The law firm issued a press release when it filed the suit on Aug. 19,
alleging that "several rules including those of German criminal law had been
violated because the lead managing banks took unfair advantage of the fact
that investors didn't have the faintest idea of what was really going on."
Braun is suing the lead managers of the bonds because under German law it
is very difficult to go after the brokers who actually sold the investors
their bonds. "In England and in America there are very hard selling restrictions,
so they (CSFB and Dresdner) went to Germany," he says.
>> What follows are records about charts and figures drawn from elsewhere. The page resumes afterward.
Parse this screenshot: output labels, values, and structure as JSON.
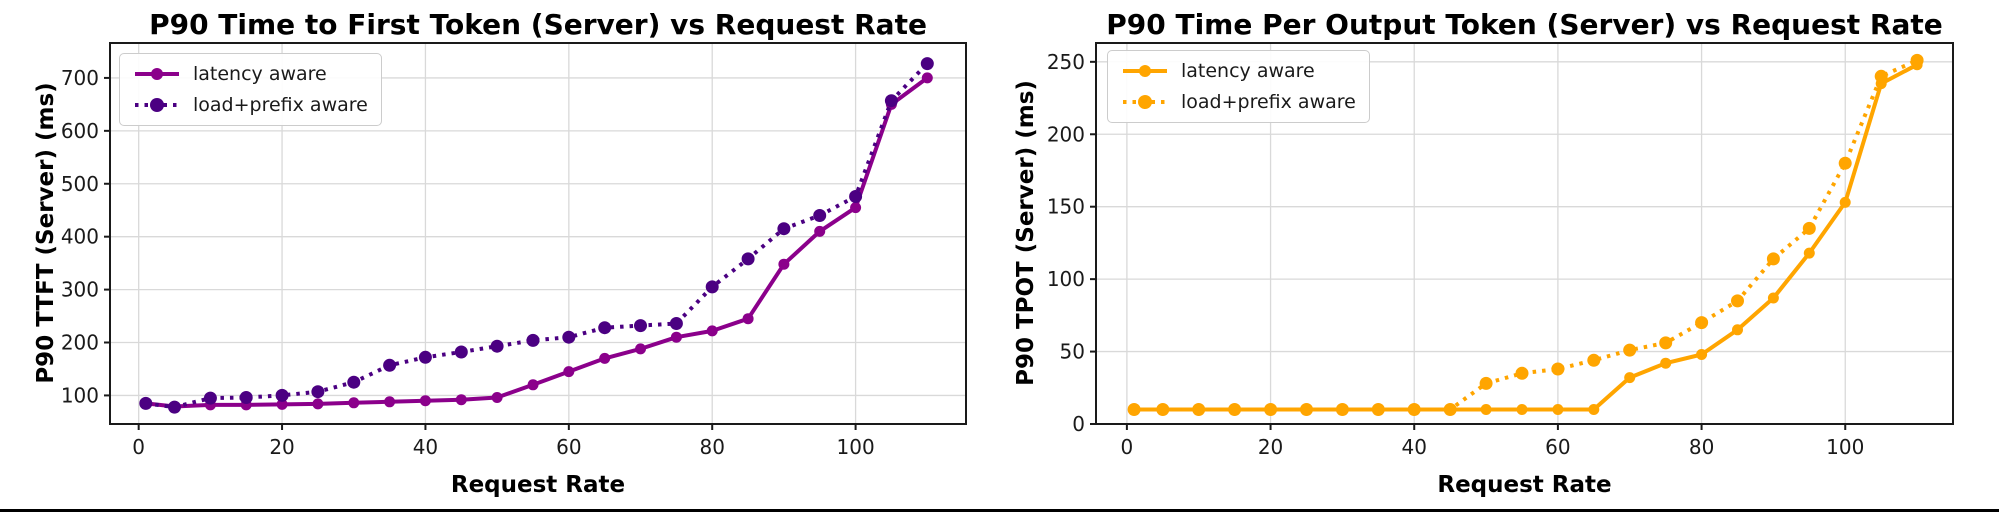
{
  "page": {
    "background": "#ffffff",
    "bottom_rule_color": "#000000",
    "grid_color": "#d9d9d9",
    "spine_color": "#1a1a1a",
    "tick_label_color": "#1a1a1a"
  },
  "chart_data": [
    {
      "type": "line",
      "title": "P90 Time to First Token (Server) vs Request Rate",
      "xlabel": "Request Rate",
      "ylabel": "P90 TTFT (Server) (ms)",
      "xlim": [
        -4,
        115.4
      ],
      "ylim": [
        46,
        766
      ],
      "x_ticks": [
        0,
        20,
        40,
        60,
        80,
        100
      ],
      "y_ticks": [
        100,
        200,
        300,
        400,
        500,
        600,
        700
      ],
      "grid": true,
      "legend_position": "upper-left",
      "x": [
        1,
        5,
        10,
        15,
        20,
        25,
        30,
        35,
        40,
        45,
        50,
        55,
        60,
        65,
        70,
        75,
        80,
        85,
        90,
        95,
        100,
        105,
        110
      ],
      "series": [
        {
          "name": "latency aware",
          "style": "solid",
          "marker": "circle",
          "color": "#8B008B",
          "values": [
            85,
            79,
            82,
            82,
            83,
            84,
            86,
            88,
            90,
            92,
            96,
            120,
            145,
            170,
            188,
            210,
            222,
            245,
            348,
            410,
            455,
            650,
            700
          ]
        },
        {
          "name": "load+prefix aware",
          "style": "dotted",
          "marker": "circle",
          "color": "#4B0082",
          "values": [
            85,
            78,
            95,
            96,
            100,
            107,
            125,
            157,
            172,
            182,
            193,
            204,
            210,
            228,
            232,
            236,
            305,
            358,
            415,
            440,
            476,
            657,
            727
          ]
        }
      ]
    },
    {
      "type": "line",
      "title": "P90 Time Per Output Token (Server) vs Request Rate",
      "xlabel": "Request Rate",
      "ylabel": "P90 TPOT (Server) (ms)",
      "xlim": [
        -4.3,
        115
      ],
      "ylim": [
        0,
        263
      ],
      "x_ticks": [
        0,
        20,
        40,
        60,
        80,
        100
      ],
      "y_ticks": [
        0,
        50,
        100,
        150,
        200,
        250
      ],
      "grid": true,
      "legend_position": "upper-left",
      "x": [
        1,
        5,
        10,
        15,
        20,
        25,
        30,
        35,
        40,
        45,
        50,
        55,
        60,
        65,
        70,
        75,
        80,
        85,
        90,
        95,
        100,
        105,
        110
      ],
      "series": [
        {
          "name": "latency aware",
          "style": "solid",
          "marker": "circle",
          "color": "#FFA500",
          "values": [
            10,
            10,
            10,
            10,
            10,
            10,
            10,
            10,
            10,
            10,
            10,
            10,
            10,
            10,
            32,
            42,
            48,
            65,
            87,
            118,
            153,
            235,
            248
          ]
        },
        {
          "name": "load+prefix aware",
          "style": "dotted",
          "marker": "circle",
          "color": "#FFA500",
          "values": [
            10,
            10,
            10,
            10,
            10,
            10,
            10,
            10,
            10,
            10,
            28,
            35,
            38,
            44,
            51,
            56,
            70,
            85,
            114,
            135,
            180,
            240,
            251
          ]
        }
      ]
    }
  ]
}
Braun notes that CSFB and Dresdner seem to have got the best of both
worlds. In England, it would be illegal to sell such securities to retail
investors, while in Germany it would be illegal to structure such instruments
in the first place. So the banks structured the instruments under English
law, and then sold them to brokers who in turn sold them on to their retail
clients in Germany, Braun says.
Braun speculated that the first hearings in the case might take place in
three to five months' time, and that if it goes to the German high court, the
case could take four or five years in total.
Sources at Dresdner and CSFB say they are awaiting delivery of the claims
by the Frankfurt court system before they can respond to the allegations.